On January 6, the bipartisan Commission on Presidential Debates (CPD) announced the criteria that presidential candidates will have to meet in order to appear in next October’s nationally televised debates. As usual, to be included, a candidate must meet the Constitution’s eligibility requirements, and must be on the ballot in enough states to have a mathematical chance of winning. But the commission has added a third criterion: Candidates must command the support of at least 15 percent of respondents in national opinion polls approximately one week before each debate.
The commission says its goal in devising these rules is to “identify those candidates who have achieved a level of electoral support such that they realistically are considered to be among the principal rivals for the presidency.” But the nationally televised debates themselves can be a crucial avenue for lesser-known candidates to raise public awareness of their campaigns and ideas–especially those contestants with little money to spend on television advertising.
To see how the commission’s new rules might affect a little-known third-party challenger, it is useful to examine the case of Jesse Ventura, the successful insurgent candidate in the 1998 Minnesota governor’s race. Less than six weeks before the vote–and almost eight months into his campaign–Ventura’s poll rating in a September 16-20 Minneapolis Star Tribune/KMSP-TV survey languished at only 10 percent (Star Tribune, 9/23/99).
About a week later, on October 2, the first general-election gubernatorial debate was televised live. Believing that a successful Ventura campaign would draw votes away from the Republican candidate, Democratic nominee Hubert “Skip” Humphrey III insisted that Ventura be included. The debate went forward as a three-way confrontation among the two major-party candidates and Ventura, who was running on the Reform Party ticket. The Star Tribune (10/2/98) reported that, although no winner was declared, “Ventura, the underdog in the polls, made an impression on those who attended.”

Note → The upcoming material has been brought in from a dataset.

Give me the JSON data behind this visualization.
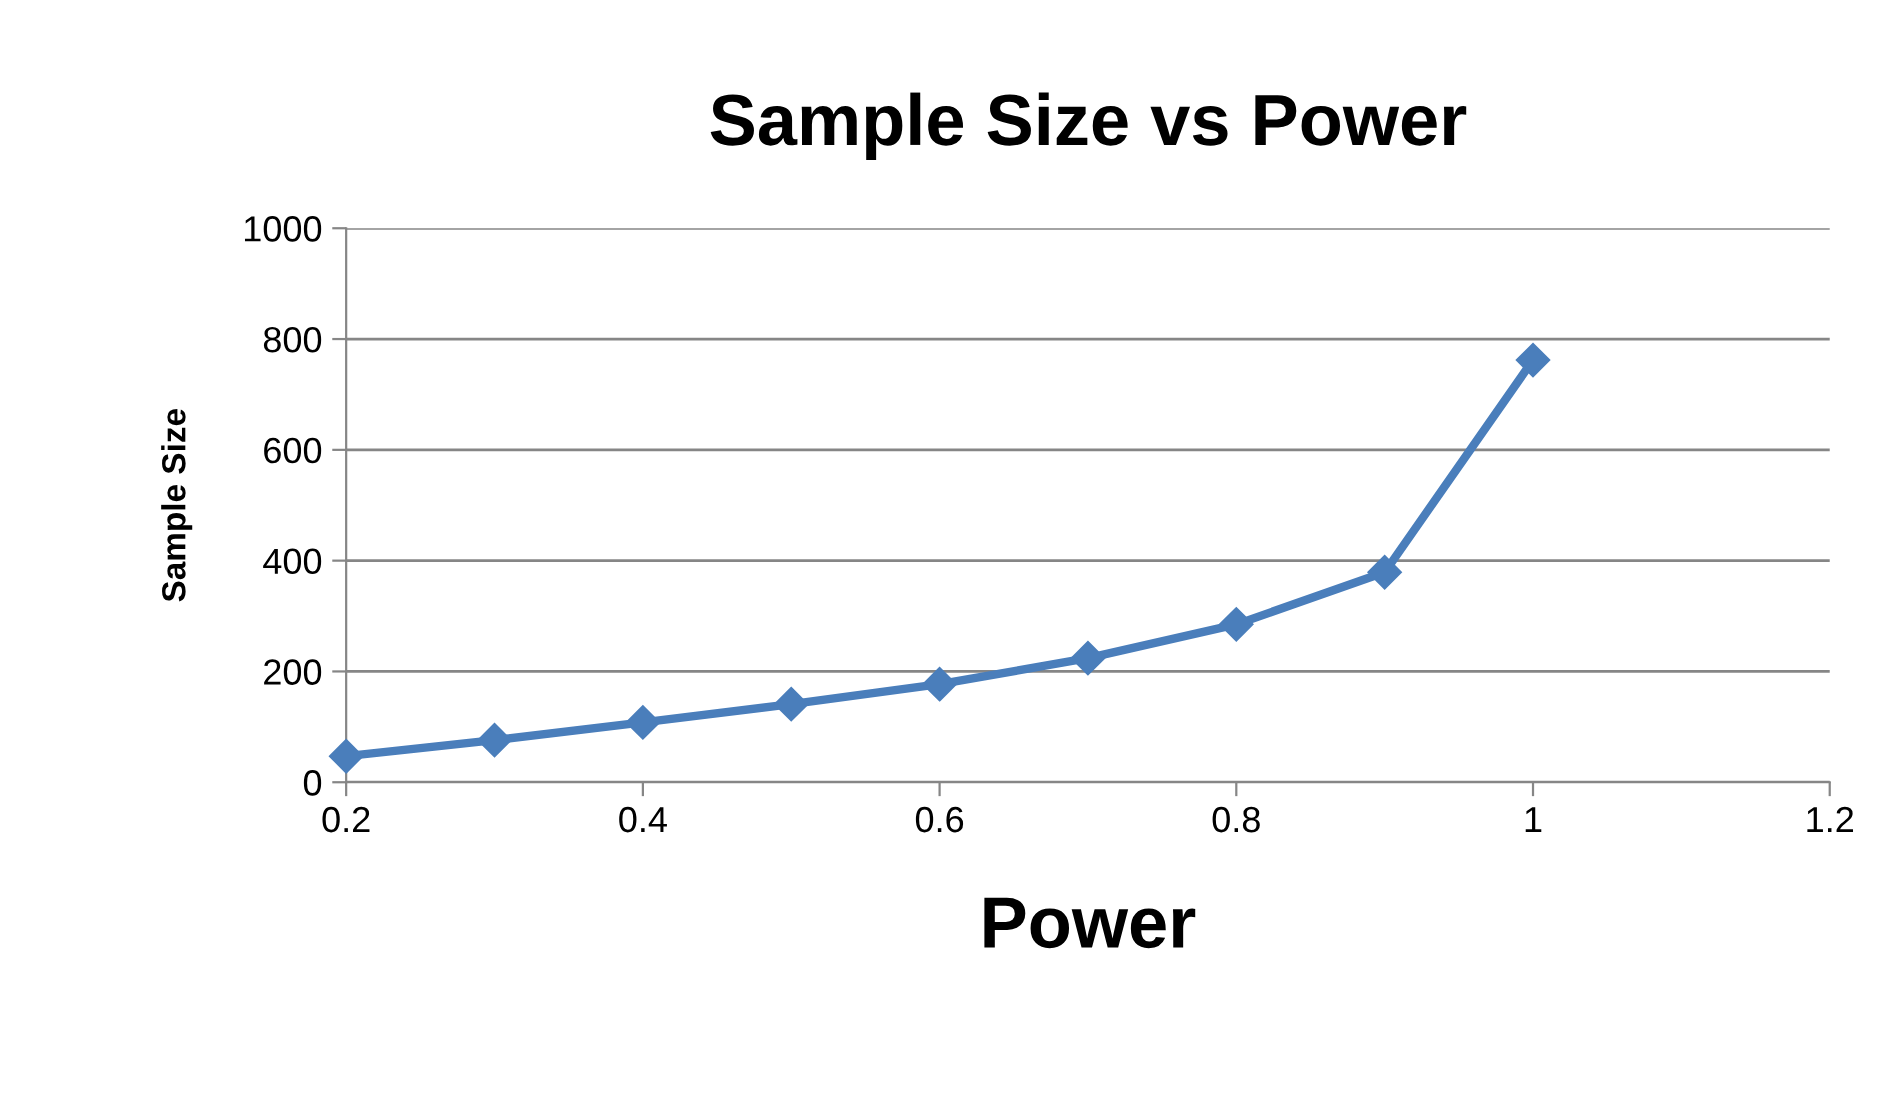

Ventura went on to participate in seven additional debates, to favorable reviews. (“Ventura Wins Crowd’s Cheers Debating in Usual DFL Territory,” an October 7 Star Tribune headline read.) The next poll, conducted October 10-13 by the St. Paul Pioneer Press/KARE-TV, pegged Ventura’s support at 15 percent. A Star Tribune survey (10/20/98) taken a few days later showed his support to have risen to 21 percent. Remarkably, at the time that poll was completed, Ventura’s cash-strapped campaign had not yet aired a single television advertisement–but the candidate had participated in several televised debates with his major-party opponents.
Of course, Ventura went on to win the governor’s race with 37 percent of the vote. (He was followed by Coleman with 35 percent, and Humphrey with 28 percent.) Yet, although Ventura’s message obviously struck a chord with the Minnesota electorate, he would never have been afforded the initial opportunity to air his views in the first debate had the participants been weeded out according to this year’s CPD selection formula. While it is impossible to know with certainty how that race would have turned out, it is clear that a viable candidate would have been excluded.
Not only might the CPD’s criteria exclude potentially viable candidates, but limiting the debates to the Republican and Democratic candidates inevitably makes the events duller and less interesting to the public. People enjoy seeing established politicians challenged by unconventional or insurgent candidates. Compare the 1992 presidential debates, in which Ross Perot appeared alongside Bill Clinton and President George Bush, with the 1996 debates, featuring only Clinton and Bob Dole.
According to the CPD’s figures, the three 1992 debates, featuring Perot, were watched by an average of more than 90 million viewers. Furthermore, the audience for each debate grew progressively larger–from a viewership of 85 million for the first event to an impressive 97 million for the final broadcast. By contrast, the two 1996 debates, featuring only a pair of familiar politicians, were watched by an average of fewer than 42 million households–with the second debate drawing a far smaller audience (36 million) than the first (46 million).
The CPD, which says it exists to ensure that the presidential debates “provide the best possible information to viewers and listeners,” has chosen a selection formula that would virtually guarantee a two-party affair this fall. Such an outcome would produce a more sterile and exclusive election season. Ultimately, it is up to the news media, which broadcast the events as well as providing moderators and panelists, to insure that the presidential debates go forward in a way that serves broad democratic interests–not just the interests of the two major parties.